We recommend starting the visit at Plaza Cataluña and going up the paved road in that goes to Ca la Pruna House of Culture, where you can visit the Underwater Archaeological Museum and an exhibition of Catalan wines and cavas.
If you continue climbing through the village, you’ll come into its streets and you'll delight in the architecture of its dwellings until you come to the church of San Pedro, built in the 10th century using stones and blocks from the old castle. It’s a church of Gothic and Romanesque art, but you can also appreciate traces of Baroque in its facade remodelled in the 17th century. A visit to its interior is a must in order to see the transept, the vault and the Black Madonna.

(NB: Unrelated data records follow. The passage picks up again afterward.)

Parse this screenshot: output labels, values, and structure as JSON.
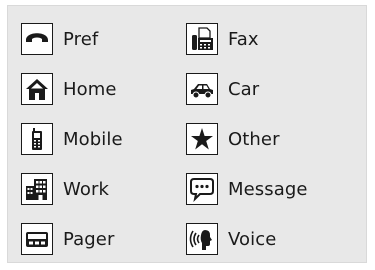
{
  "accent_color": "#1a1a1a",
  "background_color": "#e8e8e8",
  "left_column": [
    {
      "label": "Pref",
      "icon": "phone-handset-icon"
    },
    {
      "label": "Home",
      "icon": "house-icon"
    },
    {
      "label": "Mobile",
      "icon": "mobile-phone-icon"
    },
    {
      "label": "Work",
      "icon": "office-building-icon"
    },
    {
      "label": "Pager",
      "icon": "pager-icon"
    }
  ],
  "right_column": [
    {
      "label": "Fax",
      "icon": "fax-machine-icon"
    },
    {
      "label": "Car",
      "icon": "car-icon"
    },
    {
      "label": "Other",
      "icon": "star-icon"
    },
    {
      "label": "Message",
      "icon": "speech-bubble-icon"
    },
    {
      "label": "Voice",
      "icon": "voice-speaking-icon"
    }
  ]
}
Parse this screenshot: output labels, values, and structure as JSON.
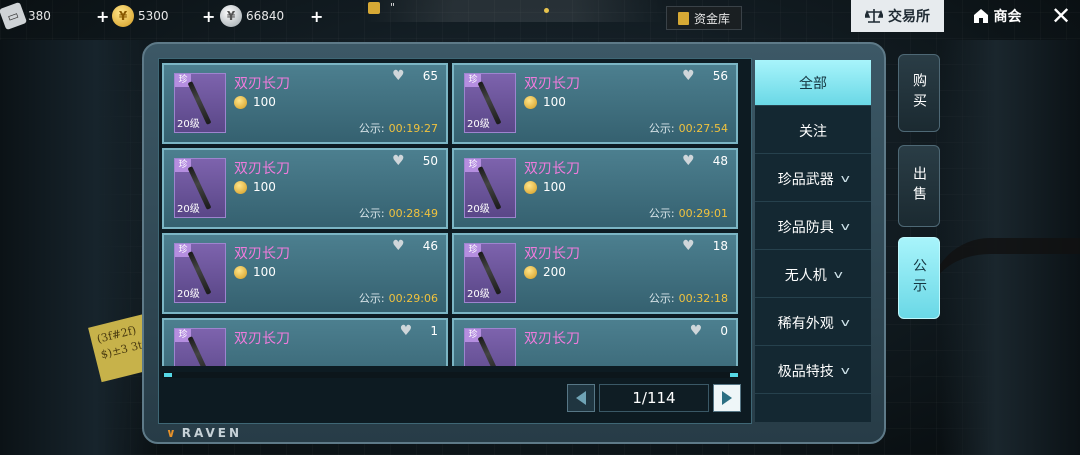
{
  "currencies": [
    {
      "name": "ticket",
      "value": "380"
    },
    {
      "name": "gold",
      "value": "5300"
    },
    {
      "name": "silver",
      "value": "66840"
    }
  ],
  "top": {
    "mid_text": "\"",
    "fund_label": "资金库",
    "tab_exchange": "交易所",
    "tab_shop": "商会"
  },
  "items": [
    {
      "name": "双刃长刀",
      "price": "100",
      "likes": "65",
      "badge": "珍",
      "level": "20级",
      "timer_label": "公示:",
      "timer": "00:19:27"
    },
    {
      "name": "双刃长刀",
      "price": "100",
      "likes": "56",
      "badge": "珍",
      "level": "20级",
      "timer_label": "公示:",
      "timer": "00:27:54"
    },
    {
      "name": "双刃长刀",
      "price": "100",
      "likes": "50",
      "badge": "珍",
      "level": "20级",
      "timer_label": "公示:",
      "timer": "00:28:49"
    },
    {
      "name": "双刃长刀",
      "price": "100",
      "likes": "48",
      "badge": "珍",
      "level": "20级",
      "timer_label": "公示:",
      "timer": "00:29:01"
    },
    {
      "name": "双刃长刀",
      "price": "100",
      "likes": "46",
      "badge": "珍",
      "level": "20级",
      "timer_label": "公示:",
      "timer": "00:29:06"
    },
    {
      "name": "双刃长刀",
      "price": "200",
      "likes": "18",
      "badge": "珍",
      "level": "20级",
      "timer_label": "公示:",
      "timer": "00:32:18"
    },
    {
      "name": "双刃长刀",
      "price": "",
      "likes": "1",
      "badge": "珍",
      "level": "",
      "timer_label": "",
      "timer": ""
    },
    {
      "name": "双刃长刀",
      "price": "",
      "likes": "0",
      "badge": "珍",
      "level": "",
      "timer_label": "",
      "timer": ""
    }
  ],
  "pager": {
    "text": "1/114"
  },
  "brand": "RAVEN",
  "categories": [
    {
      "label": "全部",
      "active": true,
      "dropdown": false
    },
    {
      "label": "关注",
      "active": false,
      "dropdown": false
    },
    {
      "label": "珍品武器",
      "active": false,
      "dropdown": true
    },
    {
      "label": "珍品防具",
      "active": false,
      "dropdown": true
    },
    {
      "label": "无人机",
      "active": false,
      "dropdown": true
    },
    {
      "label": "稀有外观",
      "active": false,
      "dropdown": true
    },
    {
      "label": "极品特技",
      "active": false,
      "dropdown": true
    }
  ],
  "side_tabs": [
    {
      "label": "购买",
      "active": false
    },
    {
      "label": "出售",
      "active": false
    },
    {
      "label": "公示",
      "active": true
    }
  ],
  "note_text": [
    "(3f#2f)",
    "$)±3 3t"
  ],
  "colors": {
    "accent": "#6ad8e6",
    "item_name": "#f07bdd",
    "timer": "#f0c23e",
    "card": "#356170"
  }
}
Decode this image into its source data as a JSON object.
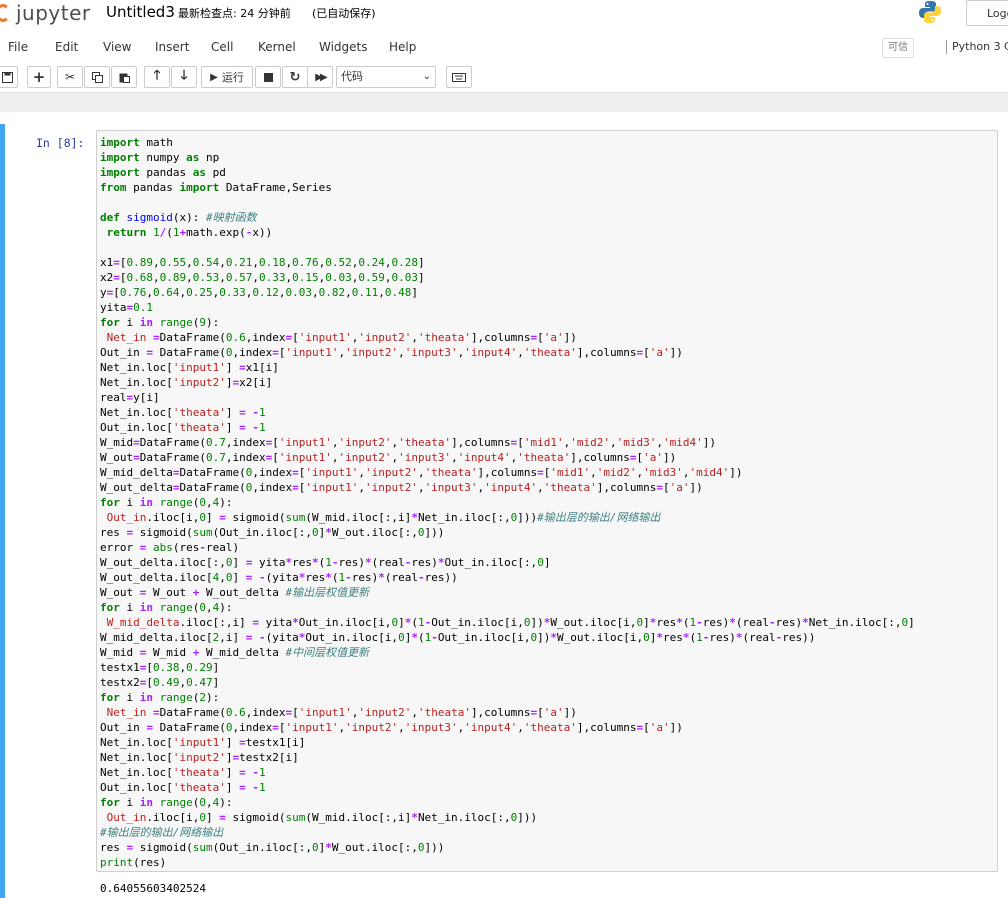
{
  "header": {
    "logo_text": "jupyter",
    "notebook_title": "Untitled3",
    "checkpoint": "最新检查点: 24 分钟前",
    "autosave": "(已自动保存)",
    "logout_label": "Logout"
  },
  "menu": {
    "items": [
      "File",
      "Edit",
      "View",
      "Insert",
      "Cell",
      "Kernel",
      "Widgets",
      "Help"
    ],
    "trusted": "可信",
    "kernel_name": "Python 3",
    "kernel_indicator": "C"
  },
  "toolbar": {
    "run_label": "运行",
    "cell_type": "代码"
  },
  "cell": {
    "prompt": "In  [8]:",
    "output": "0.64055603402524"
  },
  "colors": {
    "accent_cell_border": "#42a5f5",
    "jupyter_orange": "#f37726",
    "prompt_blue": "#303f9f"
  }
}
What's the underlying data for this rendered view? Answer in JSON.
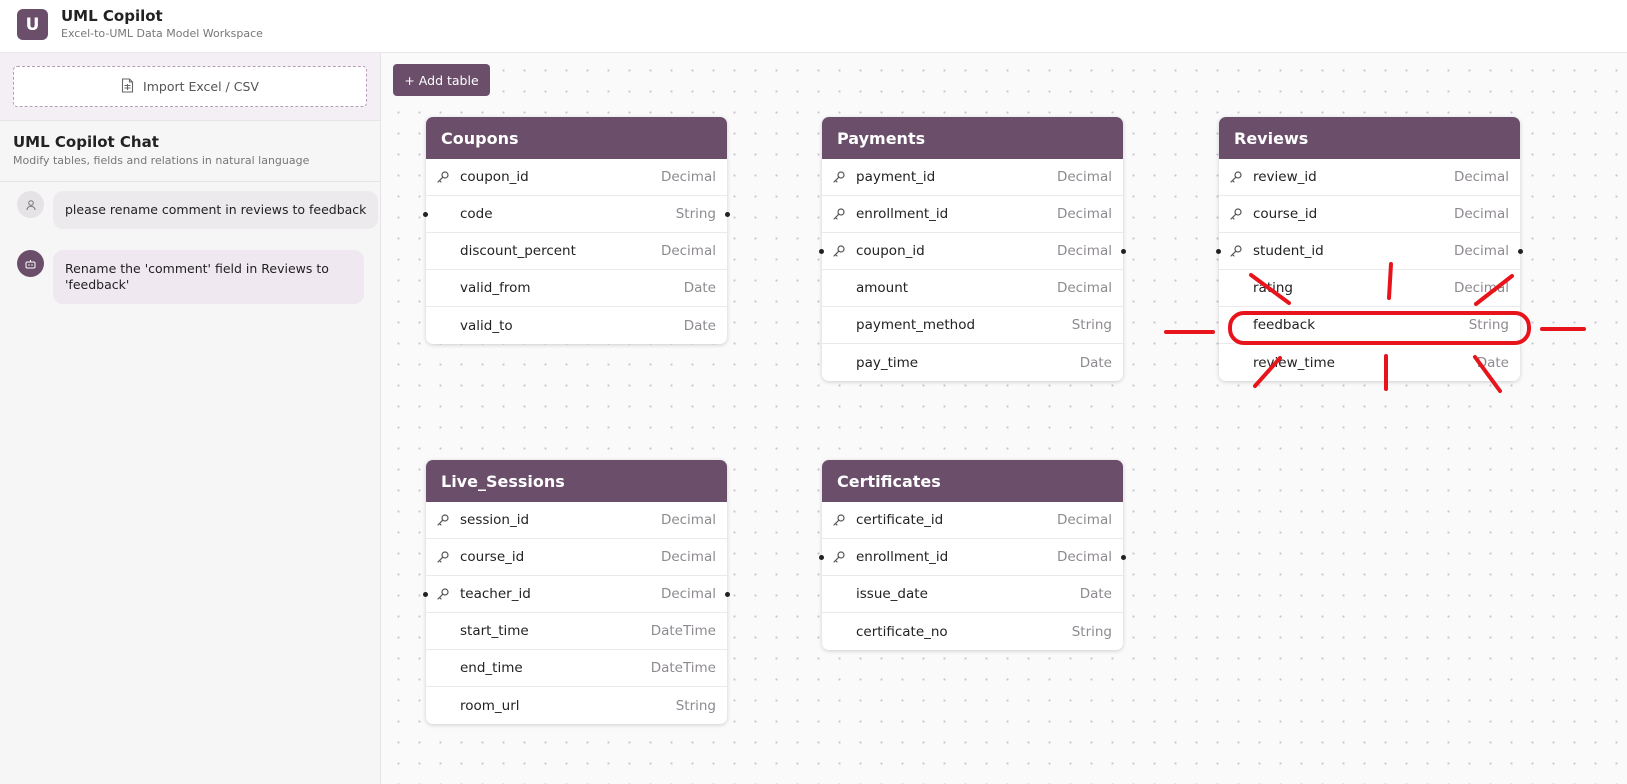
{
  "header": {
    "logo_letter": "U",
    "title": "UML Copilot",
    "subtitle": "Excel-to-UML Data Model Workspace"
  },
  "sidebar": {
    "import_label": "Import Excel / CSV",
    "chat_title": "UML Copilot Chat",
    "chat_subtitle": "Modify tables, fields and relations in natural language",
    "messages": [
      {
        "role": "user",
        "text": "please rename comment in reviews to feedback"
      },
      {
        "role": "assistant",
        "text": "Rename the 'comment' field in Reviews to 'feedback'"
      }
    ]
  },
  "toolbar": {
    "add_table_label": "+ Add table"
  },
  "tables": [
    {
      "name": "Coupons",
      "fields": [
        {
          "name": "coupon_id",
          "type": "Decimal",
          "key": true
        },
        {
          "name": "code",
          "type": "String",
          "key": false
        },
        {
          "name": "discount_percent",
          "type": "Decimal",
          "key": false
        },
        {
          "name": "valid_from",
          "type": "Date",
          "key": false
        },
        {
          "name": "valid_to",
          "type": "Date",
          "key": false
        }
      ]
    },
    {
      "name": "Payments",
      "fields": [
        {
          "name": "payment_id",
          "type": "Decimal",
          "key": true
        },
        {
          "name": "enrollment_id",
          "type": "Decimal",
          "key": true
        },
        {
          "name": "coupon_id",
          "type": "Decimal",
          "key": true
        },
        {
          "name": "amount",
          "type": "Decimal",
          "key": false
        },
        {
          "name": "payment_method",
          "type": "String",
          "key": false
        },
        {
          "name": "pay_time",
          "type": "Date",
          "key": false
        }
      ]
    },
    {
      "name": "Reviews",
      "fields": [
        {
          "name": "review_id",
          "type": "Decimal",
          "key": true
        },
        {
          "name": "course_id",
          "type": "Decimal",
          "key": true
        },
        {
          "name": "student_id",
          "type": "Decimal",
          "key": true
        },
        {
          "name": "rating",
          "type": "Decimal",
          "key": false
        },
        {
          "name": "feedback",
          "type": "String",
          "key": false
        },
        {
          "name": "review_time",
          "type": "Date",
          "key": false
        }
      ]
    },
    {
      "name": "Live_Sessions",
      "fields": [
        {
          "name": "session_id",
          "type": "Decimal",
          "key": true
        },
        {
          "name": "course_id",
          "type": "Decimal",
          "key": true
        },
        {
          "name": "teacher_id",
          "type": "Decimal",
          "key": true
        },
        {
          "name": "start_time",
          "type": "DateTime",
          "key": false
        },
        {
          "name": "end_time",
          "type": "DateTime",
          "key": false
        },
        {
          "name": "room_url",
          "type": "String",
          "key": false
        }
      ]
    },
    {
      "name": "Certificates",
      "fields": [
        {
          "name": "certificate_id",
          "type": "Decimal",
          "key": true
        },
        {
          "name": "enrollment_id",
          "type": "Decimal",
          "key": true
        },
        {
          "name": "issue_date",
          "type": "Date",
          "key": false
        },
        {
          "name": "certificate_no",
          "type": "String",
          "key": false
        }
      ]
    }
  ],
  "colors": {
    "brand": "#6a4e6a",
    "annotation": "#e8141c"
  }
}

Continuing along the walkway and skirting the church, you'll come to the Tower of the Hours, so named due to its Gothic bell-tower. Further on, you’ll find the so-called Josep Plà (1897-1981) viewpoint, in honour of the writer from Empordà who spent so much time in this place describing its geography. To the north, you can see in the foreground the Montgrí massif and the Medas Islands and in the background, Canigó. And to the south-west, Quermany: the emblematic mountain of the Pals municipality which flanks the villages of Regencós and Begur. It’s interesting to look at the Visigoth tombs around the tower.
Coming back down and leaving the church of San Pedro on the right, keep walking as far as the Plaza del Pueblo, where you can continue to admire the village’s architecture until you come to the Town hall.
On the way to Pals Beach, you come to the Masos de Pals, a nucleus which was made up of a group of fortified country houses with great architectural value. The 18th-century Church of the Masos de Pals is outstanding. The walk through its main street is very pleasant and you can admire authentic peasant houses which are still inhabited today.
The so-called Grau Beach, over 1.5 km in length and 40 metres wide, is probably one of the largest and least-crowded beaches in Catalonia; you can reach it by car and it has a car park guarded in the summer season. The beach extends from the mouth of the River Daró to the beach at El Racó, in the district of Begur, and passes in front of the old terrains where the Radio Liberty Antennas were located.